Jadi, awalnya tuh disuruh buat skrip video, kukira hal itu bisa jadi bahan belajarku untuk membuat naskah skrip--yang belum pernah aku pelajari. Nah, tetapi aku gagal untuk ikut pelatihan di awal. Sementara, aku kebagian syuting video dan editing-nya. Haduh.

Awalnya sih aku ragu, karena aku benar-benar awal di dunia videografi. Ya, sedikit-sedikit bisa sih, cuma dasar-dasarnya aja. Tetapi kalau untuk bikin video bahan ajar yang formal, belajar lighting, shoot kamera, audio, dll, aku gak pernah belajar sampai segitunya.

Tapi, aku mikir lagi sih. Mungkin ini kesempatan aku belajar langsung di lapangan. Ya, aku udah punya basic-nya dan sekarang Allah kasih ladangnya untuk belajar. Mahabesar Allah dengan segala ketetapan-Nya. Di satu sisi aku juga ragu tapi aku selalu ingat pemikiran aku yang ini. Pasti Allah kasih aku kebaikan di project ini--salah satunya buat aku belajar videografi--sebelum mungkin Allah kasih pekerjaan di luar sana.
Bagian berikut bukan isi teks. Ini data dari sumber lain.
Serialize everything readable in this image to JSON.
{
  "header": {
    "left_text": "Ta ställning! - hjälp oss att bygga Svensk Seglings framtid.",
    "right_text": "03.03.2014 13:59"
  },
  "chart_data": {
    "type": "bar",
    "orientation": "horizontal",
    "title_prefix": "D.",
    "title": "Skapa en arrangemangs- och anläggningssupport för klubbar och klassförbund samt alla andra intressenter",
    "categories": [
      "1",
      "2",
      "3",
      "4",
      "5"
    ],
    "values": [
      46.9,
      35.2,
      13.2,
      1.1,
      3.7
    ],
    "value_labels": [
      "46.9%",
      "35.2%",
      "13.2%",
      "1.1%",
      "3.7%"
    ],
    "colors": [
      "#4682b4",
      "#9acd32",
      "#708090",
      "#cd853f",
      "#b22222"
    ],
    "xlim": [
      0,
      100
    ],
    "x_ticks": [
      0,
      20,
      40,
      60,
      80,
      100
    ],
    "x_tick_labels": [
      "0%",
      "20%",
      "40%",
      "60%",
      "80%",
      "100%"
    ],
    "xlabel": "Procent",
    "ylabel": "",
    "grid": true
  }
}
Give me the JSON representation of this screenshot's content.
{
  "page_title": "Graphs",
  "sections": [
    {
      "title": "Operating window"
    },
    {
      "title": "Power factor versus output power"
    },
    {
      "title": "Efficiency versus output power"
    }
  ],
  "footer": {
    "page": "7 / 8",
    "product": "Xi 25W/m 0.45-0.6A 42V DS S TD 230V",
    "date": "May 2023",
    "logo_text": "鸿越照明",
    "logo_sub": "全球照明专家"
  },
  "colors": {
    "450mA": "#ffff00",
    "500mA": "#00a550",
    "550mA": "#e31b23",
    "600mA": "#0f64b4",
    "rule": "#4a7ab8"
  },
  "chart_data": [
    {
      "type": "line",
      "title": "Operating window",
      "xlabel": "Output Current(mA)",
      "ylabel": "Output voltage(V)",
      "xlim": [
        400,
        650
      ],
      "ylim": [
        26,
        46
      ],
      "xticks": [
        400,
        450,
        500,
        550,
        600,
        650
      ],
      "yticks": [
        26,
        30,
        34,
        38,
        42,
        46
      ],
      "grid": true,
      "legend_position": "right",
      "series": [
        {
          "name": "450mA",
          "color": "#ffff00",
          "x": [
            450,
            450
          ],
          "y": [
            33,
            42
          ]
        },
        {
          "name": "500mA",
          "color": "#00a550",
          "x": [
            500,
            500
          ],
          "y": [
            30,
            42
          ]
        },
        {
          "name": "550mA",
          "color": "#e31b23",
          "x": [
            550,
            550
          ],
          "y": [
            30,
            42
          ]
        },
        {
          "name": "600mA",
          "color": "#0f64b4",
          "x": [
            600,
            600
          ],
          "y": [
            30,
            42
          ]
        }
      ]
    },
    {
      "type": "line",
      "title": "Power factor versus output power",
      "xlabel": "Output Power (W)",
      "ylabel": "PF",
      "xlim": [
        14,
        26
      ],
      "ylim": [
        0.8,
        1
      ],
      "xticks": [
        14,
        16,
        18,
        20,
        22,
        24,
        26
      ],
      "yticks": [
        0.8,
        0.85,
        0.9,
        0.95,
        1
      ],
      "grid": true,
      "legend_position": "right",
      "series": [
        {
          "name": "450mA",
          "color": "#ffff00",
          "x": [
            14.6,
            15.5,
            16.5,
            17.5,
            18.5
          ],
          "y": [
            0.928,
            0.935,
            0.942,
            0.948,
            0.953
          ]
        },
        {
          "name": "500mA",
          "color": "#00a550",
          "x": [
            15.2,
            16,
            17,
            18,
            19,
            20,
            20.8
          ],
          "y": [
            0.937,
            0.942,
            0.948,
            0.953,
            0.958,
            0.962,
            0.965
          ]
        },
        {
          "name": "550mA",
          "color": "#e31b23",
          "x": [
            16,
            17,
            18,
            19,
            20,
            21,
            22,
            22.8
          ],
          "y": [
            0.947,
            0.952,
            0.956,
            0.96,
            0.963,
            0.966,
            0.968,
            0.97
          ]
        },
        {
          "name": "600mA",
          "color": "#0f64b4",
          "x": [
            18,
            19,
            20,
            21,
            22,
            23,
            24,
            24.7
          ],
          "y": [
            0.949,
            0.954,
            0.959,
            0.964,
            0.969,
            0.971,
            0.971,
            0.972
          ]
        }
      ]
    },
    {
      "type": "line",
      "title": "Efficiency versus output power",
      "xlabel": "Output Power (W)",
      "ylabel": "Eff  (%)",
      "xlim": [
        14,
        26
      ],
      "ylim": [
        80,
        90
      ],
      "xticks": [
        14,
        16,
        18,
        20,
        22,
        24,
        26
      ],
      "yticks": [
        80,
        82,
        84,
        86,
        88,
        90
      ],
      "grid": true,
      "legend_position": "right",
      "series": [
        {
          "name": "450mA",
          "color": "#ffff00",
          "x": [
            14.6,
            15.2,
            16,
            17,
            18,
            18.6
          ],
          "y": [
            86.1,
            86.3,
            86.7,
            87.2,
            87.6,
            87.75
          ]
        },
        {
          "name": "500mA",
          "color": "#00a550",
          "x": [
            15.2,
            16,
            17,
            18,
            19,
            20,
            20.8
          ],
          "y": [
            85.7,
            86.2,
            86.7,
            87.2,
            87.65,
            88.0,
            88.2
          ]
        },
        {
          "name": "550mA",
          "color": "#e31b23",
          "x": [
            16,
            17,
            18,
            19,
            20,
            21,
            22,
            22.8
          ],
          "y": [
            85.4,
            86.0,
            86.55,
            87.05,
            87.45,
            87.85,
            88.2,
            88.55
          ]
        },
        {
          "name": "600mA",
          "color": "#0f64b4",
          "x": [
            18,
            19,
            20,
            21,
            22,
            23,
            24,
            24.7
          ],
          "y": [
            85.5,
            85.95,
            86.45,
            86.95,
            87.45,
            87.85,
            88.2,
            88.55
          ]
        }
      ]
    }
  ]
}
Nah, sebelum syuting berlangsung, kami dijeda dulu seminggu untuk mempersiapkan alat dan bahan video. Ya Alhamdulillah lah gak kaget banget untuk langsung terjun lapangan. Tetapi, tiada diduga lagi, ada dosen lain yang menghubungiku untuk minta bantuan lain. Apa itu?

Jadi, dia minta tolong aku buat bantu pekerjaan desainnya. Ya, Desain! Padahal, aku tahu betul kemampuan desainku sangat cetek. Terlalu prematur bagiku untuk bantu pekerjaan desain orang lain. Tapi, lagi-lagi aku berpikir. "Apalagi nih kebaikan yang  Allah kasih?"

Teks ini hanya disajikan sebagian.